Ex Parte Schollenberger
Annotate this Case
96 U.S. 369 (1877)
U.S. Supreme Court
Ex Parte Schollenberger, 96 U.S. 369 (1877)
Ex Parte Schollenberger
96 U.S. 369
A foreign insurance company was doing business in Pennsylvania under a license granted pursuant to a statute, which, among other things, provided that the company should file a written stipulation, agreeing that process issued in any suit brought in any court of that Commonwealth having jurisdiction of the subject matter, and served upon the agent specified by the company to receive service of process for it, should have the same effect as if personally served upon the company within the state. Suit was brought in the Circuit Court of the United States for the Eastern District of Pennsylvania by a citizen of that state against the company, and process served, in accordance with the state law, upon its agent so specified, who resided within the district. The service of the process was quashed, because the company was not an inhabitant of or found within the district.
1. That the circuit court has jurisdiction of the suit, and should proceed to hear and determine it.
2. That said court is a court of the commonwealth within the intent of the statute.
Schollenberger, a citizen of Pennsylvania, brought sundry suits in said circuit court against certain foreign insurance companies upon policies which they had severally issued upon his property situate in that state and within the jurisdiction of the court.
Each company, before the issue of its policy, had accepted the provisions of the statute of the state, and, in compliance therewith, appointed its agent residing there, on whom process of law against it could be served. So much of the statute as bears on the question here involved is set out in the opinion of this Court.
The service of the writs, which were sued out by Schollenberger and executed, in accordance with the state law, on the agents of the several companies by them respectively specified for the purpose and residing within the jurisdiction of the court, was quashed by the circuit court. On his petition, setting forth the foregoing facts, a rule was awarded upon the judges of that court to show cause why a writ of mandamus should not be issued out of the office of this court commanding them to hear and determine the suits so brought in the said circuit court and also to strike from the record certain orders dated the thirteenth day of April, 1878, whereby the service of the said writs was quashed, and thereupon to make such disposition of the suits as ought to have been made had the said orders not been entered.

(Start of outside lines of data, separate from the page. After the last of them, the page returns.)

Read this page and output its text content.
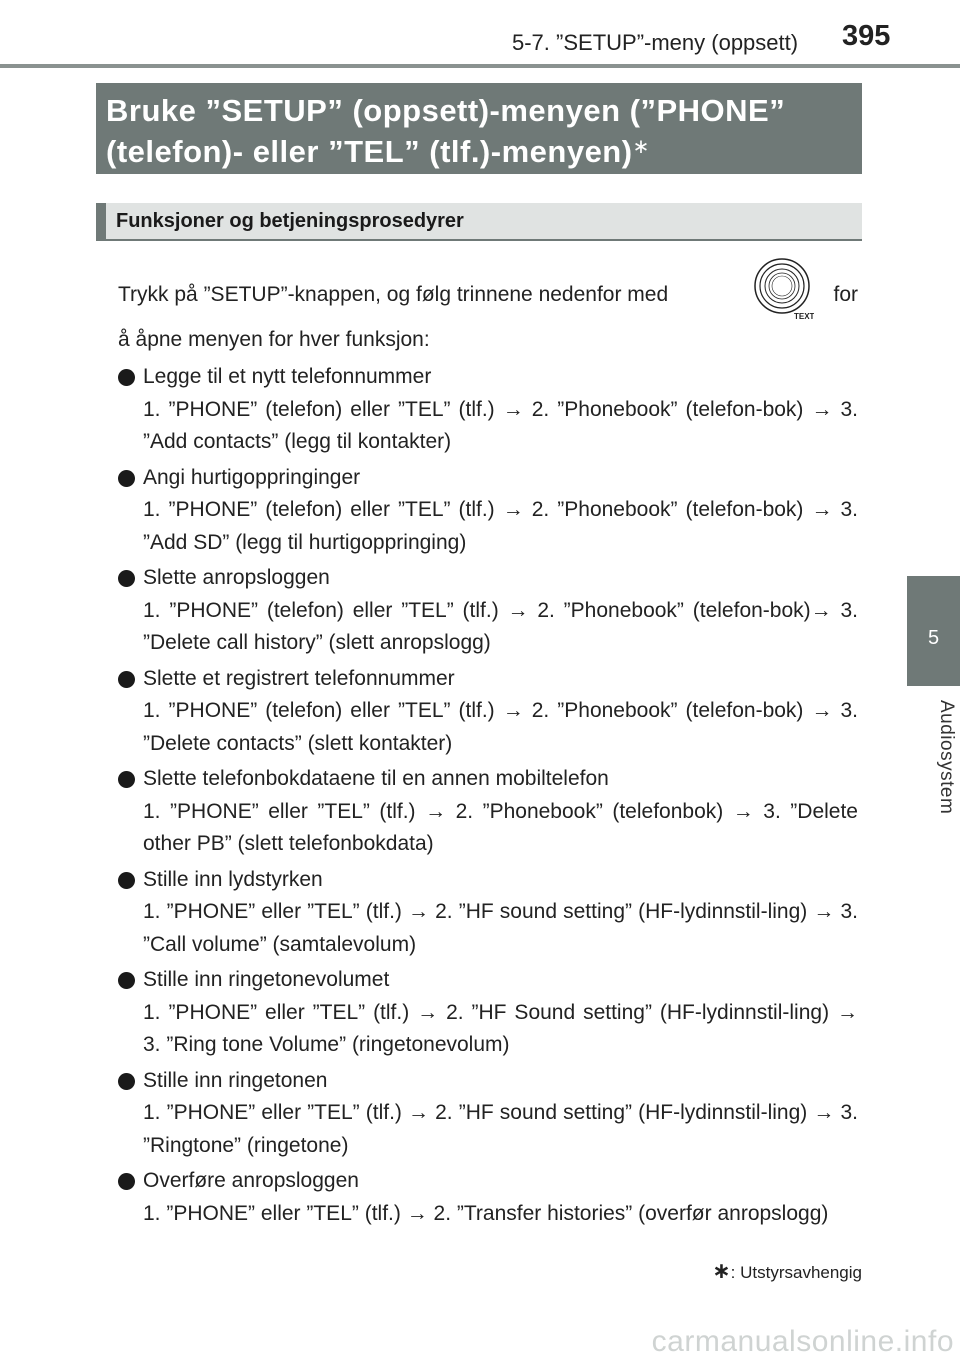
5-7. ”SETUP”-meny (oppsett) 395
5
Audiosystem
Bruke ”SETUP” (oppsett)-menyen (”PHONE”
(telefon)- eller ”TEL” (tlf.)-menyen)∗
Funksjoner og betjeningsprosedyrer
Trykk på ”SETUP”-knappen, og følg trinnene nedenfor med	for
TEXT
å åpne menyen for hver funksjon:
Legge til et nytt telefonnummer
1. ”PHONE” (telefon) eller ”TEL” (tlf.) → 2. ”Phonebook” (telefon-bok) → 3. ”Add contacts” (legg til kontakter)
Angi hurtigoppringinger
1. ”PHONE” (telefon) eller ”TEL” (tlf.) → 2. ”Phonebook” (telefon-bok) → 3. ”Add SD” (legg til hurtigoppringing)
Slette anropsloggen
1. ”PHONE” (telefon) eller ”TEL” (tlf.) → 2. ”Phonebook” (telefon-bok)→ 3. ”Delete call history” (slett anropslogg)
Slette et registrert telefonnummer
1. ”PHONE” (telefon) eller ”TEL” (tlf.) → 2. ”Phonebook” (telefon-bok) → 3. ”Delete contacts” (slett kontakter)
Slette telefonbokdataene til en annen mobiltelefon
1. ”PHONE” eller ”TEL” (tlf.) → 2. ”Phonebook” (telefonbok) → 3. ”Delete other PB” (slett telefonbokdata)
Stille inn lydstyrken
1. ”PHONE” eller ”TEL” (tlf.) → 2. ”HF sound setting” (HF-lydinnstil-ling) → 3. ”Call volume” (samtalevolum)
Stille inn ringetonevolumet
1. ”PHONE” eller ”TEL” (tlf.) → 2. ”HF Sound setting” (HF-lydinnstil-ling) → 3. ”Ring tone Volume” (ringetonevolum)
Stille inn ringetonen
1. ”PHONE” eller ”TEL” (tlf.) → 2. ”HF sound setting” (HF-lydinnstil-ling) → 3. ”Ringtone” (ringetone)
Overføre anropsloggen
1. ”PHONE” eller ”TEL” (tlf.) → 2. ”Transfer histories” (overfør anropslogg)
∗: Utstyrsavhengig
carmanualsonline.info
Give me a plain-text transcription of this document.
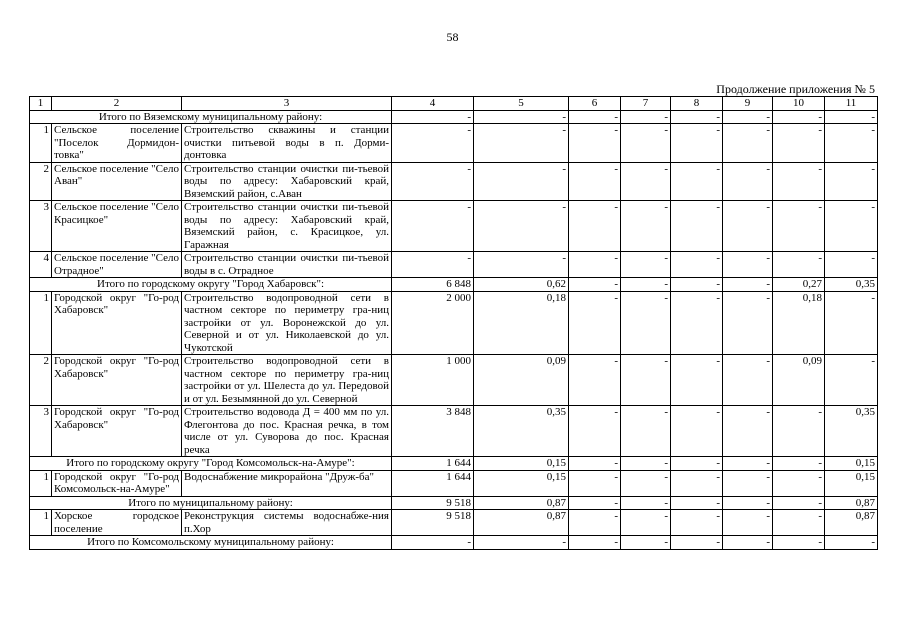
58
Продолжение приложения № 5
1	2	3	4	5	6	7	8	9	10	11
Итого по Вяземскому муниципальному району:			-	-	-	-	-	-	-	-
1	Сельское поселение "Поселок Дормидон-товка"	Строительство скважины и станции очистки питьевой воды в п. Дорми-донтовка	-	-	-	-	-	-	-	-
2	Сельское поселение "Село Аван"	Строительство станции очистки пи-тьевой воды по адресу: Хабаровский край, Вяземский район, с.Аван	-	-	-	-	-	-	-	-
3	Сельское поселение "Село Красицкое"	Строительство станции очистки пи-тьевой воды по адресу: Хабаровский край, Вяземский район, с. Красицкое, ул. Гаражная	-	-	-	-	-	-	-	-
4	Сельское поселение "Село Отрадное"	Строительство станции очистки пи-тьевой воды в с. Отрадное	-	-	-	-	-	-	-	-
Итого по городскому округу "Город Хабаровск":			6 848	0,62	-	-	-	-	0,27	0,35
1	Городской округ "Го-род Хабаровск"	Строительство водопроводной сети в частном секторе по периметру гра-ниц застройки от ул. Воронежской до ул. Северной и от ул. Николаевской до ул. Чукотской	2 000	0,18	-	-	-	-	0,18	-
2	Городской округ "Го-род Хабаровск"	Строительство водопроводной сети в частном секторе по периметру гра-ниц застройки от ул. Шелеста до ул. Передовой и от ул. Безымянной до ул. Северной	1 000	0,09	-	-	-	-	0,09	-
3	Городской округ "Го-род Хабаровск"	Строительство водовода Д = 400 мм по ул. Флегонтова до пос. Красная речка, в том числе от ул. Суворова до пос. Красная речка	3 848	0,35	-	-	-	-	-	0,35
Итого по городскому округу "Город Комсомольск-на-Амуре":			1 644	0,15	-	-	-	-	-	0,15
1	Городской округ "Го-род Комсомольск-на-Амуре"	Водоснабжение микрорайона "Друж-ба"	1 644	0,15	-	-	-	-	-	0,15
Итого по муниципальному району:			9 518	0,87	-	-	-	-	-	0,87
1	Хорское городское поселение	Реконструкция системы водоснабже-ния п.Хор	9 518	0,87	-	-	-	-	-	0,87
Итого по Комсомольскому муниципальному району:			-	-	-	-	-	-	-	-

The judges in their return answered that the facts were truly stated in the petition, that the respondents declined to hear and determine the said suits because, in their opinion, the said circuit court had no competent jurisdiction thereof, the defendants not having appeared therein or in any wise submitted to the jurisdiction of the court, and not having been at the commencement of the respective suits or at any time inhabitants of or found in the said district within the meaning of the Act of Congress of March 3, 1875, reenacting a like provision of the eleventh section of the Act of Sept. 24, 1789; that the question under this enactment being one of jurisdiction,
and not of mere procedure, the statute of Pennsylvania mentioned in the said petition was, in the opinion of the respondents, inapplicable. The service of the process in the said suits was therefore set aside as unauthorized.